Nadie en Chile dudaba entonces, ni duda ahora, de la capacidad bélica de sus fuerzas armadas, de su altísimo profesionalismo y el implacable rigor de su habitual comportamiento. El golpe de Estado no fue un accidente: fue un acto históricamente prescrito. Como prescrito estuvo el suicidio como ultima ratio de un primer magistrado, víctima de su impotencia. La tragedia se consumó con la debida obediencia y disciplina de todos sus protagonistas. Chile no se iba a dejar humillar por el castrocomunismo. Ningún ejército extranjero hollaría el suelo de la Patria. El honor de los chilenos no sería mancillado por la voluntad de factores externos a su nacionalidad.
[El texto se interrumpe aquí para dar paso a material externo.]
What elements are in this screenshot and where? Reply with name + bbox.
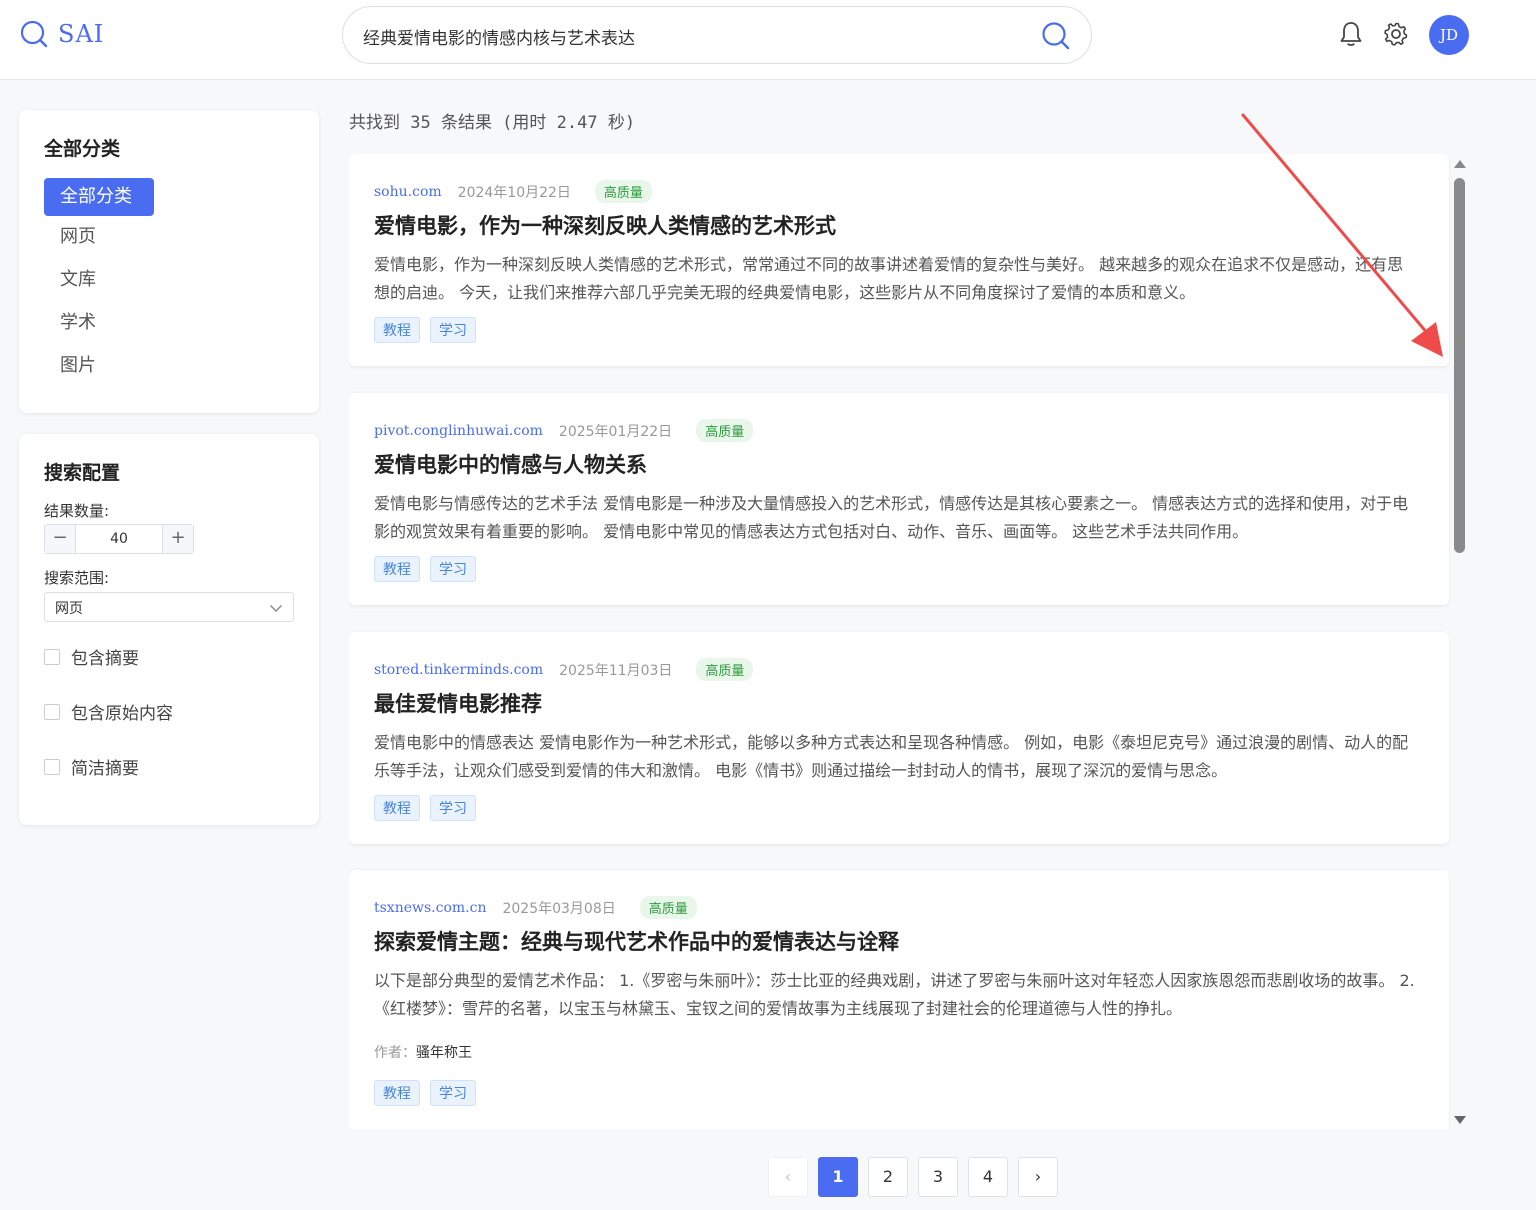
result-tags: 教程 学习	[374, 795, 476, 821]
logo[interactable]: SAI	[20, 20, 104, 48]
result-meta: pivot.conglinhuwai.com 2025年01月22日 高质量	[374, 419, 754, 442]
result-count-stepper: − 40 +	[44, 524, 194, 554]
category-academic[interactable]: 学术	[44, 304, 154, 342]
result-count-value[interactable]: 40	[75, 525, 163, 553]
tag[interactable]: 学习	[430, 795, 476, 821]
result-domain[interactable]: tsxnews.com.cn	[374, 900, 486, 916]
result-card: sohu.com 2024年10月22日 高质量 爱情电影，作为一种深刻反映人类…	[349, 154, 1449, 366]
result-tags: 教程 学习	[374, 317, 476, 343]
result-count-label: 结果数量:	[44, 502, 110, 520]
increment-button[interactable]: +	[163, 525, 193, 553]
checkbox-label: 简洁摘要	[71, 759, 139, 779]
result-tags: 教程 学习	[374, 1080, 476, 1106]
search-config-panel: 搜索配置 结果数量: − 40 + 搜索范围: 网页 包含摘要 包含原始内容 简…	[19, 434, 319, 825]
category-all[interactable]: 全部分类	[44, 178, 154, 216]
result-meta: stored.tinkerminds.com 2025年11月03日 高质量	[374, 658, 754, 681]
author-name: 骚年称王	[416, 1045, 472, 1061]
result-snippet: 爱情电影中的情感表达 爱情电影作为一种艺术形式，能够以多种方式表达和呈现各种情感…	[374, 733, 1409, 780]
result-title[interactable]: 最佳爱情电影推荐	[374, 688, 542, 718]
page-3-button[interactable]: 3	[918, 1157, 958, 1197]
result-domain[interactable]: stored.tinkerminds.com	[374, 662, 543, 678]
checkbox-include-raw-content[interactable]: 包含原始内容	[44, 699, 173, 724]
search-icon[interactable]	[1041, 21, 1071, 51]
page-4-button[interactable]: 4	[968, 1157, 1008, 1197]
tag[interactable]: 学习	[430, 556, 476, 582]
results-list: sohu.com 2024年10月22日 高质量 爱情电影，作为一种深刻反映人类…	[349, 154, 1450, 1129]
quality-badge: 高质量	[639, 896, 697, 919]
quality-badge: 高质量	[696, 658, 754, 681]
result-date: 2025年01月22日	[558, 423, 673, 440]
tag[interactable]: 教程	[374, 795, 420, 821]
tag[interactable]: 学习	[430, 317, 476, 343]
tag[interactable]: 学习	[430, 1080, 476, 1106]
checkbox[interactable]	[44, 703, 60, 720]
chevron-left-icon: ‹	[784, 1167, 792, 1186]
search-input[interactable]	[363, 24, 1023, 48]
checkbox-label: 包含原始内容	[71, 704, 173, 724]
result-domain[interactable]: sohu.com	[374, 184, 442, 200]
checkbox-label: 包含摘要	[71, 649, 139, 669]
scope-select-value: 网页	[55, 601, 83, 617]
result-domain[interactable]: pivot.conglinhuwai.com	[374, 423, 543, 439]
checkbox-concise-summary[interactable]: 简洁摘要	[44, 754, 139, 779]
scroll-up-arrow-icon[interactable]	[1454, 160, 1466, 168]
result-card: pivot.conglinhuwai.com 2025年01月22日 高质量 爱…	[349, 393, 1449, 605]
chevron-right-icon: ›	[1034, 1167, 1042, 1186]
result-author: 作者：骚年称王	[374, 1042, 472, 1062]
tag[interactable]: 教程	[374, 556, 420, 582]
result-snippet: 爱情电影，作为一种深刻反映人类情感的艺术形式，常常通过不同的故事讲述着爱情的复杂…	[374, 255, 1404, 302]
scope-label: 搜索范围:	[44, 569, 110, 587]
scroll-down-arrow-icon[interactable]	[1454, 1116, 1466, 1124]
checkbox[interactable]	[44, 648, 60, 665]
result-title[interactable]: 探索爱情主题：经典与现代艺术作品中的爱情表达与诠释	[374, 926, 899, 956]
result-card: tsxnews.com.cn 2025年03月08日 高质量 探索爱情主题：经典…	[349, 870, 1449, 1129]
results-summary: 共找到 35 条结果 (用时 2.47 秒)	[349, 113, 636, 133]
top-header: SAI JD	[0, 0, 1536, 80]
search-bar	[342, 6, 1092, 64]
avatar[interactable]: JD	[1429, 15, 1469, 55]
tag[interactable]: 教程	[374, 317, 420, 343]
result-date: 2025年11月03日	[559, 662, 673, 679]
categories-panel: 全部分类 全部分类 网页 文库 学术 图片	[19, 110, 319, 413]
decrement-button[interactable]: −	[45, 525, 75, 553]
tag[interactable]: 教程	[374, 1080, 420, 1106]
result-meta: tsxnews.com.cn 2025年03月08日 高质量	[374, 896, 697, 919]
chevron-down-icon	[270, 605, 282, 612]
result-title[interactable]: 爱情电影，作为一种深刻反映人类情感的艺术形式	[374, 210, 836, 240]
pagination: ‹ 1 2 3 4 ›	[768, 1157, 1058, 1197]
quality-badge: 高质量	[594, 180, 652, 203]
page-2-button[interactable]: 2	[868, 1157, 908, 1197]
result-tags: 教程 学习	[374, 556, 476, 582]
results-scrollbar[interactable]	[1452, 156, 1468, 1128]
checkbox-include-summary[interactable]: 包含摘要	[44, 644, 139, 669]
quality-badge: 高质量	[696, 419, 754, 442]
config-title: 搜索配置	[44, 462, 121, 484]
result-snippet: 以下是部分典型的爱情艺术作品： 1.《罗密与朱丽叶》：莎士比亚的经典戏剧，讲述了…	[374, 971, 1415, 1018]
category-library[interactable]: 文库	[44, 261, 154, 299]
gear-icon[interactable]	[1383, 20, 1409, 48]
category-images[interactable]: 图片	[44, 347, 154, 385]
result-snippet: 爱情电影与情感传达的艺术手法 爱情电影是一种涉及大量情感投入的艺术形式，情感传达…	[374, 494, 1409, 541]
result-meta: sohu.com 2024年10月22日 高质量	[374, 180, 652, 203]
bell-icon[interactable]	[1338, 20, 1364, 48]
checkbox[interactable]	[44, 758, 60, 775]
author-label: 作者：	[374, 1045, 416, 1061]
scrollbar-thumb[interactable]	[1454, 178, 1465, 553]
result-date: 2024年10月22日	[457, 184, 571, 201]
result-card: stored.tinkerminds.com 2025年11月03日 高质量 最…	[349, 632, 1449, 844]
next-page-button[interactable]: ›	[1018, 1157, 1058, 1197]
logo-text: SAI	[58, 20, 105, 48]
category-web[interactable]: 网页	[44, 218, 154, 256]
result-date: 2025年03月08日	[502, 900, 616, 917]
page-1-button[interactable]: 1	[818, 1157, 858, 1197]
prev-page-button[interactable]: ‹	[768, 1157, 808, 1197]
scope-select[interactable]: 网页	[44, 592, 294, 622]
categories-title: 全部分类	[44, 138, 121, 160]
result-title[interactable]: 爱情电影中的情感与人物关系	[374, 449, 647, 479]
logo-search-icon	[20, 20, 48, 48]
Han debido transcurrir 46 años para que el mundo lo comprenda a cabalidad. Venezuela, en las antípodas existenciales y morales de la sociedad chilena, ha servido de oportuna ilustración de lo que pudo haber sido y no fue. Los chilenos, traumatizados por el sonido, el ruido y la furia aún arrastran sus desavenencias. Algún día tendrán que rendirse a la evidencia: viven en un país libre, próspero y moderno, gracias a los Idus de Septiembre.